Our Mission

MISSION

The Center for Southern Literary Arts cultivates the rich and diverse stories of the Memphis region and encourages and supports innovations in the literary arts. Through community programs, education initiatives, artist residencies, and creative economic development, the CSLA expands beyond the traditional boundaries of the literary arts to capture and reclaim stories as a pathway to repair, equity, and justice in the city, the South, and the nation.

EUREKA!

The Center for Southern Literary Arts draws its inspiration from the gone-but-not-forgotten Eureka Hotel (“Always Open”) on Mulberry Street. The Lorraine’s shadier cousin, the Eureka was a home for black life, art, entrepreneurship, and folklore.

GOALS

Provide infrastructure for local writers and literary projects.
Return Memphis to the literary map by hosting nationally-recognized authors and publishing professionals and actively promoting regional literary talent.

Contribute to neighborhood revitalization and the creation of an arts-based civic and creative commons through the literary arts and arts entrepreneurship.

Connect students broadly to training and diversity in professional writing and ethics in storytelling.

Support existing arts and social justice organizations to broaden the accessibility of the literary arts to racial and ethnic minorities, LGBTQIA groups, and disabled persons.

IMPACT

WHAT CAN THE CSLA DO FOR MEMPHIS?
WHAT CAN MEMPHIS DO FOR THE WORLD?

A sustainable arts community has significant economic impacts on individual practitioners, neighborhoods, and the region. By facilitating professionalization of literary artists and administrators, the CSLA will develop and retain talent, create national opportunities for artists, and attract writers from around the world. By anchoring in a neighborhood in close collaboration with residents and stakeholders, the CSLA will provide just and sustainable model for community development and arts-based creative placemaking in Memphis. By focusing on equity in the arts and city development, the CSLA will actively help address enduring disparities in Memphis.
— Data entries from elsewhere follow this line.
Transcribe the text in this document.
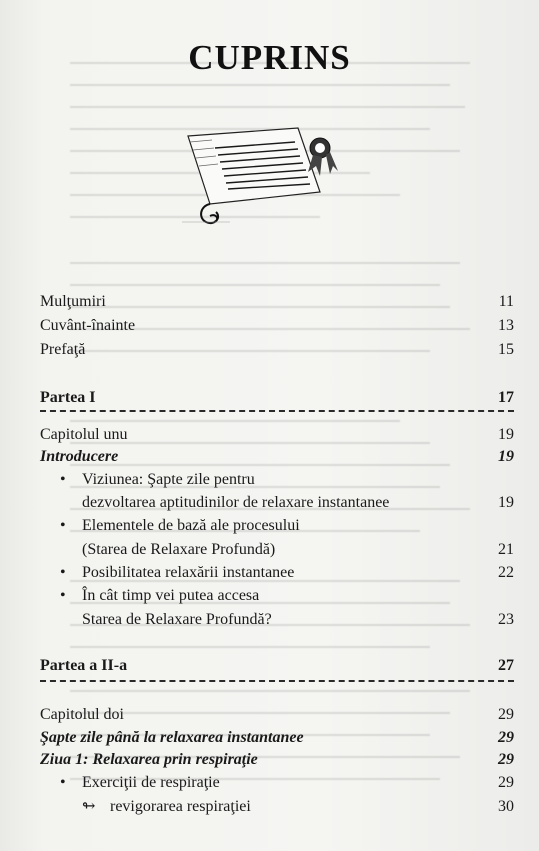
CUPRINS
Mulţumiri	11
Cuvânt-înainte	13
Prefaţă	15
Partea I	17
Capitolul unu	19
Introducere	19
•	Viziunea: Şapte zile pentru
dezvoltarea aptitudinilor de relaxare instantanee	19
•	Elementele de bază ale procesului
(Starea de Relaxare Profundă)	21
•	Posibilitatea relaxării instantanee	22
•	În cât timp vei putea accesa
Starea de Relaxare Profundă?	23
Partea a II-a	27
Capitolul doi	29
Şapte zile până la relaxarea instantanee	29
Ziua 1: Relaxarea prin respiraţie	29
•	Exerciţii de respiraţie	29
↬ revigorarea respiraţiei	30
As Memphis native and nationally-renowned journalist Wendi C. Thomas has deftly shown, how we tell stories about the city’s racial majority is a matter of justice, shaping everything from everyday interracial interactions to life-and-death policy decisions. As the 50th anniversary of the assassination of Martin Luther King, Jr. approaches, stories from the margins are more essential to sincerely evaluating our past and setting a course for our nation’s future than ever. Looking outwards to other cities and institutions that house literature and social justice, we believe that centering the literary tradition and literary possibility of this region and this city will both protect and shape the nation’s next steps towards justice.

Scores of arts-based neighborhood revitalization projects across the country use the visual arts to anchor communities and redefine civic participation and equity. Yet, we believe a city’s literary culture has the capacity to reflect and nurture all creative disciplines, functioning as an anchor for arts communicators, storytellers, and reporters, and musicians, visual artists, culinary artists, and more. A literary arts-based neighborhood revitalization and creative placemaking effort would facilitate the emergence of a more inclusive and diverse creative class, bringing more people into the economy and improving the socioeconomic outcomes for marginalized Memphians.